Conteuse, Auteure entre collectes et semailles en poésie…

J’ai quatre ans. Je m’invente des histoires. Je vois l’arbre à papillon, le chemin des fourmis, les pierres précieuses cachées sur le bord d’un ruisseau et j’entends des paroles au fond d’une cave, derrière une porte…Je me fais mon cinéma intérieur. Puis je raconte une histoire.

Plus tard, oreille tendue, je collecte contes, légendes, comptines, chansons, dictons…là où je vis. Seule et ensuite dans le sillage d’une association d’éducation populaire.
Dans mon parcours, un déclic fondateur a eu lieu : le tissage entre récit collectif et récit individuel deviendra mon fil de parole.
Je commence à interroger, à partir de ma propre histoire, de mon environnement, les cultures, les non-dits, les territoires et leurs passages secrets, les langues, les traces…
Tous ces fils tissent ensemble un canevas, celui de la Parole qui va prendre, à travers cette initiation existentielle, politique, une place centrale, jusqu’à ce qu’entendre, fouiller les racines aboutissent à conter, raconter, dire, écrire. Si la question de la ou des cultures locales est importante comme les interrogations qui vont avec, c’est d’emblée en expérimentant la formule qui dit que l’universel, c’est le local moins les murs.
Ce qui me conduira vers mon premier chantier sur un territoire, puis ma première création. Oralité, Écriture, Orature !

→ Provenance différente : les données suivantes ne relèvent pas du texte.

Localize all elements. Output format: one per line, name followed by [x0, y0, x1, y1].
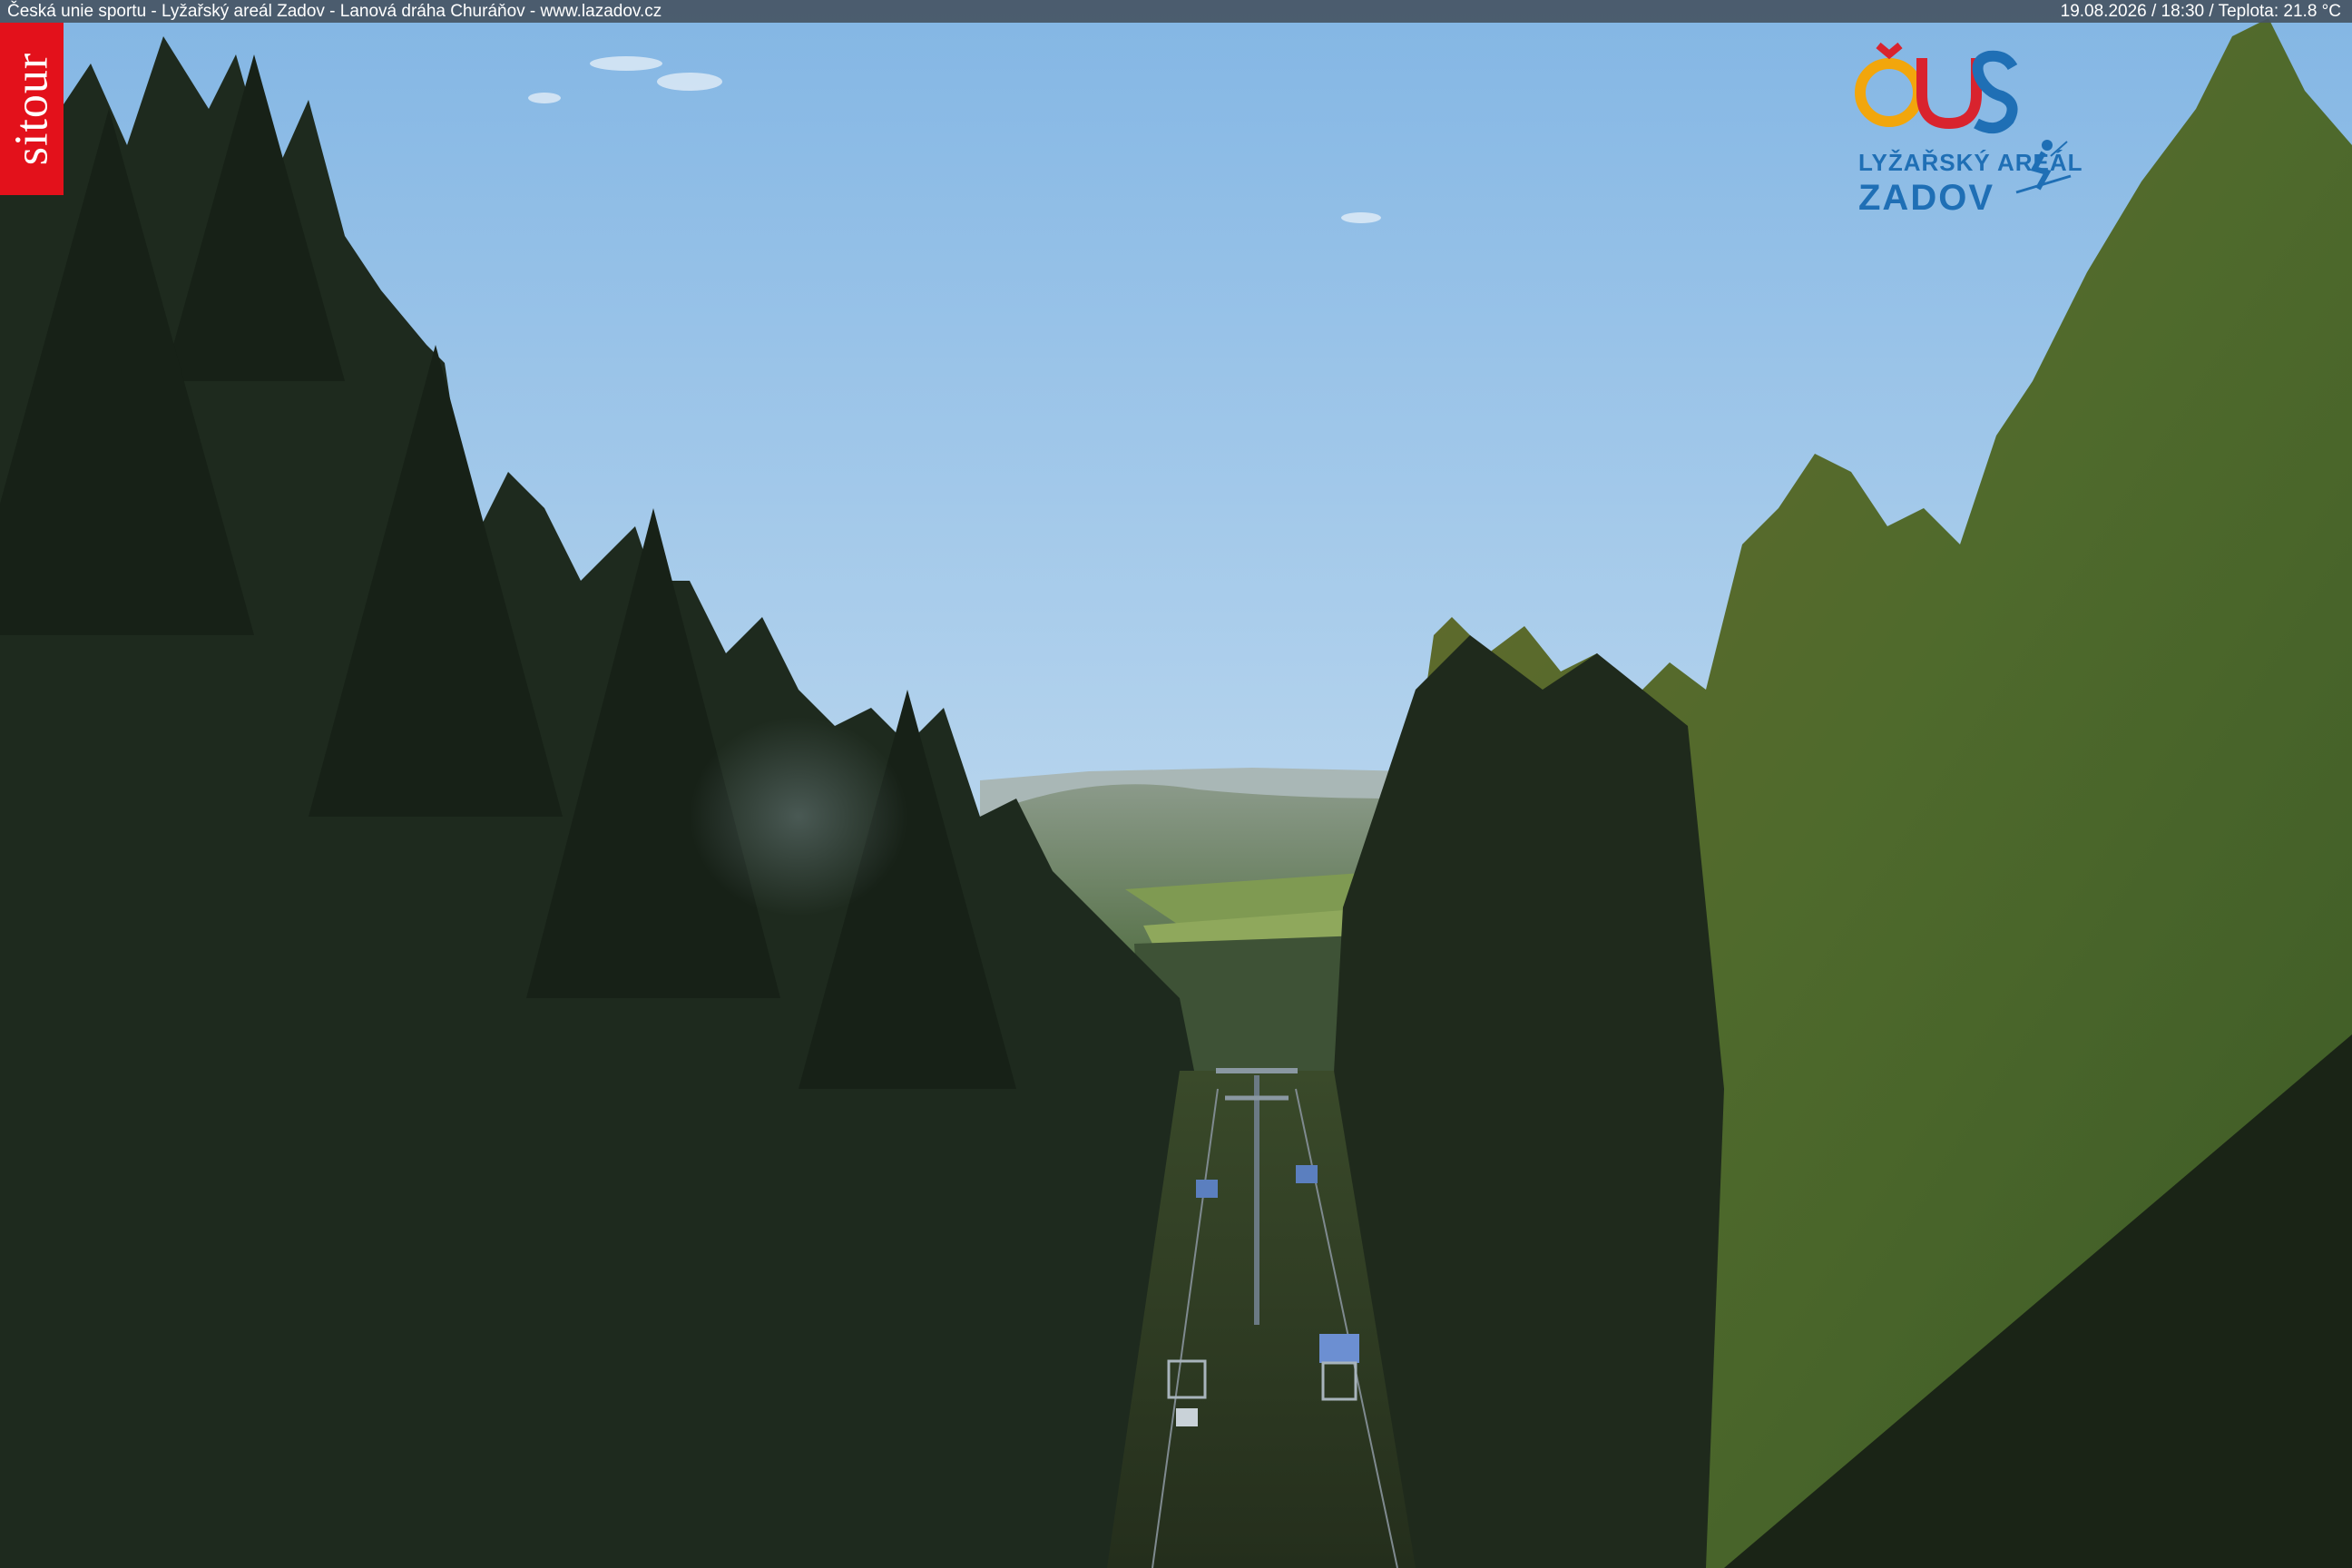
caption-bar: Česká unie sportu - Lyžařský areál Zadov… [0, 0, 2352, 23]
sitour-badge-text: sitour [5, 52, 58, 166]
logo-line2: ZADOV [1858, 178, 1994, 218]
lens-flare [690, 717, 907, 916]
webcam-photo [0, 0, 2352, 1568]
webcam-frame: Česká unie sportu - Lyžařský areál Zadov… [0, 0, 2352, 1568]
cus-logo-mark [1855, 42, 2018, 134]
skier-icon [2015, 140, 2072, 194]
caption-left: Česká unie sportu - Lyžařský areál Zadov… [7, 2, 662, 21]
zadov-logo: LYŽAŘSKÝ AREÁL ZADOV [1851, 40, 2082, 221]
caption-datetime-temperature: 19.08.2026 / 18:30 / Teplota: 21.8 °C [2060, 2, 2341, 21]
sitour-badge: sitour [0, 23, 64, 195]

Et sans cesse je cherche, j’interroge, je revisite les histoires. Je m’y engage par un travail organique et tente de bousculer les formes.

En écho à l’enfant de quatre ans toujours présente.

Bernadète Bidaude



« Tout, de ses premières expériences professionnelles aux luttes d’intermittence, de ses créations si souvent rattachées aux lieux ou aux humains qui l’accueillent, à ses déambulations en poésie, témoigne de son parcours.
Et elle, conteuse-auteure ou auteure-conteuse, pouvait-elle savoir jusqu’à cette manière si particulière qu’elle a choisi de s’immerger encore et encore, plus que jamais peut-être, sur des territoires dont elle est à chaque fois l’arpenteuse, auprès/avec des communautés humaines qu’elle écoute comme on écoute le pouls de la vie ?

Bernadète Bidaude poursuit ses collectes, les semailles humaines comme les récoltes de toutes sortes, celles du réel et celles d’étranges fictions, et comme toujours, le réel et l’irréel se plaisent à brouiller les pistes. Bernadète est dans l’énergie et la curiosité de l’autre. Une altérité profonde dans la mesure ou toutes ses créations puisent dans un humanisme et une générosité qui fait des humains des héros, dans une parole poétique d’aujourd’hui. »

(Eric Premel, cheville du collectif artistique Frontal, Directeur du Festival de Cinéma de Douarnenez, ancien directeur du Festival Paroles d'Hiver en Côte d'Armor).